Isis, Al Qaeda e tanti altri componenti della variegata "galassia jihadista". Passeranno alla storia come la grande minaccia dei primi decenni del XXI secolo ma con ogni probabilità, quando l'argomento negli anni a venire sarà trattato a mente fredda e con lucida analisi, non si potrà fare a meno di ammettere quanto forte e praticamente perfetta sia la strategia di comunicazione dei gruppi terroristici. Lo Stato Islamico, considerato oggi il nemico pubblico numero uno, non è un modello di organizzazione militare e lo dimostrano le sconfitte in campo aperto che ne stanno riducendo drasticamente i territori controllati in Medio Oriente.

Rasenta la perfezione, invece, l'utilizzo delle moderne tecnologie utili ad acquisire "nuovi soldati" esterni alle zone di guerra. Le rivendicazioni alla fine sono puramente simboliche ed opportunistiche. Gli attentati messi in atto in Europa dimostrano come ogni singola cellula sia in grado di pianificare le azioni senza alcuna indicazione dai vertici.
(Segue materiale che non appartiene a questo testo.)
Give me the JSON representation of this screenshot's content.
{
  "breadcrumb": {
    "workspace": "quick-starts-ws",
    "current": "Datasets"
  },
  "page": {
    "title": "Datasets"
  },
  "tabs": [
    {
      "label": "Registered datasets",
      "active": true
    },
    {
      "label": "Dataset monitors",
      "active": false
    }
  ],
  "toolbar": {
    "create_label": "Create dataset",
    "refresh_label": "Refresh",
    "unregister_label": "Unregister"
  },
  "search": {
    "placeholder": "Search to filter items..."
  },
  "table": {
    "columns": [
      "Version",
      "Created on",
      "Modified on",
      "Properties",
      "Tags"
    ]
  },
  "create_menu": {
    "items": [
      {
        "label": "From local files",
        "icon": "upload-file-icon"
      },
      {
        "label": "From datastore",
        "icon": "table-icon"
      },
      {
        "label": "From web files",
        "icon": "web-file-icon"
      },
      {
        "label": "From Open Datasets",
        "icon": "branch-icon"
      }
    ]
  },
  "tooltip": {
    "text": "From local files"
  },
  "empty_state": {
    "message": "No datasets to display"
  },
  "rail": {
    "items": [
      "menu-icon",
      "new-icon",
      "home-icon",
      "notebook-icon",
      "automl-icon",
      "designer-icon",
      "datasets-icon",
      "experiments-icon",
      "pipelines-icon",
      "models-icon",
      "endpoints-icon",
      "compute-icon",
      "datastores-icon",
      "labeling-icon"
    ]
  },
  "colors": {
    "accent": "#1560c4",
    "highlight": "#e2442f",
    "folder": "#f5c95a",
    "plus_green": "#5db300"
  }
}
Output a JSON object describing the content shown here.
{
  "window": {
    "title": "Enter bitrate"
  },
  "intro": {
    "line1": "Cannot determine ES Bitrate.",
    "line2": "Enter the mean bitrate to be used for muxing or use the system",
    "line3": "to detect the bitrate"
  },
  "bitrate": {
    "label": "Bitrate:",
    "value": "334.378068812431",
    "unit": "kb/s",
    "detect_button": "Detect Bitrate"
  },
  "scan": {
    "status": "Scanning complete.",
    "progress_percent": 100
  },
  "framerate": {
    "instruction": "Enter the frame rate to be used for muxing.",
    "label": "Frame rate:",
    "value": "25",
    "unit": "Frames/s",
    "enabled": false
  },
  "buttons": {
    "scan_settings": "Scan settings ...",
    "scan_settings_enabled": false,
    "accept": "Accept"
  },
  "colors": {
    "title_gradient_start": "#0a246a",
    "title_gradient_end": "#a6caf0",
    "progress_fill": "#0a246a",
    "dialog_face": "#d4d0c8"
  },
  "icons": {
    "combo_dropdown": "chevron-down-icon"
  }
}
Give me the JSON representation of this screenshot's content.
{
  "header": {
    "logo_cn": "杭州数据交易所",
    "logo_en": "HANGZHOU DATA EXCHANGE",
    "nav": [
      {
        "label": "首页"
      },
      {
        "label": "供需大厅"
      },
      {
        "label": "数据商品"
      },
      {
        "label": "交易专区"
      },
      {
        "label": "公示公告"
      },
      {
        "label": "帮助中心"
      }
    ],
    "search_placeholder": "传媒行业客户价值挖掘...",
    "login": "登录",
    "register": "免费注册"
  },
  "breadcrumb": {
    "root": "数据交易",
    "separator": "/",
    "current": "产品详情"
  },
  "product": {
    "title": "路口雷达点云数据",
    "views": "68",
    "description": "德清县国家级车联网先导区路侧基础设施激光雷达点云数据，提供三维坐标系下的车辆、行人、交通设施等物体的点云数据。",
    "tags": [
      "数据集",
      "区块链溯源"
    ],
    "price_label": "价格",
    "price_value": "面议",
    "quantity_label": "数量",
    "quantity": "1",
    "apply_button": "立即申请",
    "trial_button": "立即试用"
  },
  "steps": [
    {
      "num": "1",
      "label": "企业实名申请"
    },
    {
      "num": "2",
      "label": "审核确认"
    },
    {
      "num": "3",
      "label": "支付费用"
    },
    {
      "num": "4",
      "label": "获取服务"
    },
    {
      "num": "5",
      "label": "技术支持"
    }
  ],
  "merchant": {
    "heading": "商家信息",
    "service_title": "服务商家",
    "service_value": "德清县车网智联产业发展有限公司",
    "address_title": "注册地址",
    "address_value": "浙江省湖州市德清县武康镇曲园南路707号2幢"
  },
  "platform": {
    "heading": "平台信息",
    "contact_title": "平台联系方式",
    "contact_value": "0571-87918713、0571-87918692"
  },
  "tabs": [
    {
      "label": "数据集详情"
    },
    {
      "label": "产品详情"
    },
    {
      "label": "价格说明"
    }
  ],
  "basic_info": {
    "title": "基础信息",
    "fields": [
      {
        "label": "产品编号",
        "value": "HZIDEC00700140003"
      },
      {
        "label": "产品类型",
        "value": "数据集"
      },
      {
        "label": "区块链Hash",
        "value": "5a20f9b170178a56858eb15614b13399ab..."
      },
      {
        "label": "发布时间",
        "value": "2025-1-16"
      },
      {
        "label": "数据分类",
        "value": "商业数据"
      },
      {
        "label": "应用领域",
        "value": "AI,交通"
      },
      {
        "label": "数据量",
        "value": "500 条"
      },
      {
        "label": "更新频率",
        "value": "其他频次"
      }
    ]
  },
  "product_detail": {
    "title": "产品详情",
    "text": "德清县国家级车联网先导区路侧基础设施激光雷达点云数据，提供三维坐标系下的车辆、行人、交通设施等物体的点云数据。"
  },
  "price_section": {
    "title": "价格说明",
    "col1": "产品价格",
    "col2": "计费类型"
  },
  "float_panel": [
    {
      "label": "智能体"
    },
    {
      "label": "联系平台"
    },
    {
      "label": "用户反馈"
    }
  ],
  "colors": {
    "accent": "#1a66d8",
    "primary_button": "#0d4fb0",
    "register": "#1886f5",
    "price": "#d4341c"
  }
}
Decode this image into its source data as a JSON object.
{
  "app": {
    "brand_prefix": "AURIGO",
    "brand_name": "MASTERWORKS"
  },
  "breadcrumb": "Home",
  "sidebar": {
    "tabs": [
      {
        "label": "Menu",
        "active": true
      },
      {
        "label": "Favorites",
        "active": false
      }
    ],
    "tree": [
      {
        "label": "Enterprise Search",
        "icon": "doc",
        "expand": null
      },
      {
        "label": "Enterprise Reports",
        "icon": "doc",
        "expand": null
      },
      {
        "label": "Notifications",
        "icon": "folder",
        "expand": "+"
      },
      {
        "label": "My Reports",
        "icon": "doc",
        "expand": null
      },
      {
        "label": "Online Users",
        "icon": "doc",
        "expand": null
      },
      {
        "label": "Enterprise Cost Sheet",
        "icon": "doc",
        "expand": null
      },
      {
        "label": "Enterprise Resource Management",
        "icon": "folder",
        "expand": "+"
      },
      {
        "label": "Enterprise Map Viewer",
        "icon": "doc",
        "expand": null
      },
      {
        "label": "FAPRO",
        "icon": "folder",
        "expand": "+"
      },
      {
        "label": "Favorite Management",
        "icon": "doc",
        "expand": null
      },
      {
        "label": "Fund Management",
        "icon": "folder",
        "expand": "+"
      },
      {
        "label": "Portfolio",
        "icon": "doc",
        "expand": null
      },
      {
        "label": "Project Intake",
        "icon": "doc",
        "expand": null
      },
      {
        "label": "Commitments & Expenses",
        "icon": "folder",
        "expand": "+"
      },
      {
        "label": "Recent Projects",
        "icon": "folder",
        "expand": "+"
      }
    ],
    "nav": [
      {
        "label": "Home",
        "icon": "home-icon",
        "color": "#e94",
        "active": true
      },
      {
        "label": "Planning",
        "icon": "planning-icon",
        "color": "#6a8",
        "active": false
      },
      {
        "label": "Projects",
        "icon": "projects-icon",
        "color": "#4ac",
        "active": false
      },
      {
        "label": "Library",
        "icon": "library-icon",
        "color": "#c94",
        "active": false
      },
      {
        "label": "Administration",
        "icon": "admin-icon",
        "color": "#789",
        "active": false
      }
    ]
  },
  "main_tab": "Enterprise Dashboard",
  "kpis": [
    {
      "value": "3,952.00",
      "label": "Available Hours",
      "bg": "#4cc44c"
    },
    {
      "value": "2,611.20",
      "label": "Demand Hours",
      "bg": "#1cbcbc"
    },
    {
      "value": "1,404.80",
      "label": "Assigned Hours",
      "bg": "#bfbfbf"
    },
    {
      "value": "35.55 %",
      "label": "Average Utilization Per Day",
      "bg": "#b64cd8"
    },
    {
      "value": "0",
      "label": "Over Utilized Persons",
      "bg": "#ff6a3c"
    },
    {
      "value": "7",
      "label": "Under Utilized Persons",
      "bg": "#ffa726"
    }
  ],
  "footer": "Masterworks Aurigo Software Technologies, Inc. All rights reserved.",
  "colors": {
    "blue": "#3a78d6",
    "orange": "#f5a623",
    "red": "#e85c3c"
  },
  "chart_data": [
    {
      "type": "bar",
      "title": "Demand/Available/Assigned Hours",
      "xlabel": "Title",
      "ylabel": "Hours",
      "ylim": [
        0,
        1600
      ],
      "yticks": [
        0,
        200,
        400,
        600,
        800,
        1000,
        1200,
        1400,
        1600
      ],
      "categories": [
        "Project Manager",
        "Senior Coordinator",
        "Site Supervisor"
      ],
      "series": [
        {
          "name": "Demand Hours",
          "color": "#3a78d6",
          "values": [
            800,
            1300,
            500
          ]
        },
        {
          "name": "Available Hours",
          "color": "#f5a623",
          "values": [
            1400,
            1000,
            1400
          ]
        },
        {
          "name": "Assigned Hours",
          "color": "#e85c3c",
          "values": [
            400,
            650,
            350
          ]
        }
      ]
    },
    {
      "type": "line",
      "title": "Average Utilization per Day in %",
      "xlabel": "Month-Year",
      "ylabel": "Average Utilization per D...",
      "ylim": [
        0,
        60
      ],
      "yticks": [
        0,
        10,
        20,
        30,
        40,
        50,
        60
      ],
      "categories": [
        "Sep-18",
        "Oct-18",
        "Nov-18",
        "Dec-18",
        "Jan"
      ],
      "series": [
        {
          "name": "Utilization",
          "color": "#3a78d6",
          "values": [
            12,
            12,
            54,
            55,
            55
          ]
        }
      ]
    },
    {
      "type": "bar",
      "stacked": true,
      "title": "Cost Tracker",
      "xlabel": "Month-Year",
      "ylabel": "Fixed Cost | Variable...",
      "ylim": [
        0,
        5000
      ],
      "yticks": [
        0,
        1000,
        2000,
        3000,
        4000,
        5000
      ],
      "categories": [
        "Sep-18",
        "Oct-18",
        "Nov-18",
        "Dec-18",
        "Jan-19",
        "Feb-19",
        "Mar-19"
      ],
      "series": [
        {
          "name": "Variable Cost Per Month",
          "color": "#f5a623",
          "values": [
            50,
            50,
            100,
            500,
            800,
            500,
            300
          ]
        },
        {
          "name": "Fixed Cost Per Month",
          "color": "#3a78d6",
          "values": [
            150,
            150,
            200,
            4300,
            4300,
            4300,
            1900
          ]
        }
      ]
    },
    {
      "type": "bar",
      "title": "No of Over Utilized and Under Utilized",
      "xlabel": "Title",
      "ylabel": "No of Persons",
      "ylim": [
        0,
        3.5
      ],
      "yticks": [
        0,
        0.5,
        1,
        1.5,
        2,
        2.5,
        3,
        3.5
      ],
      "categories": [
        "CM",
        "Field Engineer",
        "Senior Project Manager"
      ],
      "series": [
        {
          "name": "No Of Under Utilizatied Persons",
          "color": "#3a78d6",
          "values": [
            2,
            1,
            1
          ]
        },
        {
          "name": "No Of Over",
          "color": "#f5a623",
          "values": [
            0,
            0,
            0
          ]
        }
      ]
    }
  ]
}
La strategia vincente arriva dalla propaganda sul web, diretta sia ai musulmani che vivono nei Paesi occidentali ma anche ai cittadini non musulmani che non si rendono conto di entrare nel tragico gioco, loro malgrado.

I canali della jihad

Il "mondo Isis" viene presentato ai musulmani come una missione da compiere in nome di Allah, un lavoro iniziato secoli addietro che ora deve essere portato a termine contro gli "infedeli" che non sono soltanto persone di diverse confessioni ma anche esponenti dell'Islam che vivono e lavorano in Europa senza curarsi di ipotetiche guerre sante.

Il messaggio fa presa su soggetti che vivono in zone disagiate, come accaduto in Belgio e Francia, ma anche su soggetti chiaramente psicolabili. Sono individui che, sentendosi ai margini o praticamente "dispersi" nel mondo occidentale, accettano di buon grado la "soluzione Isis" come risposta ai loro patemi. La frequenza di attentati sta ovviamente allarmando la collettività: c'è gente attanagliata dalla paura ma ci sono anche coloro i quali trovano finalmente una giustificazione al loro becero razzismo.

Tutte queste persone finiscono per considerare "nemico" qualunque soggetto di religione islamica e possono rendersi protagonisti di atti discriminatori e violenti. I social network, ad esempio, sono sempre più utilizzati come propaganda di una vera e propria "caccia alle streghe". Questo è il secondo canale della jihad, ad uso e consumo inconsapevole dei non islamici.

Un musulmano vittima di discriminazione etnica, infatti, potrebbe ipoteticamente decidere di abbracciare la causa dell'Islam radicale al semplice scopo di reagire a tali atti. Ecco perchè l'Isis avrebbe in realtà tutto l'interesse a mantenere viva la cieca islamofobia professata da un numero sempre maggiore di persone.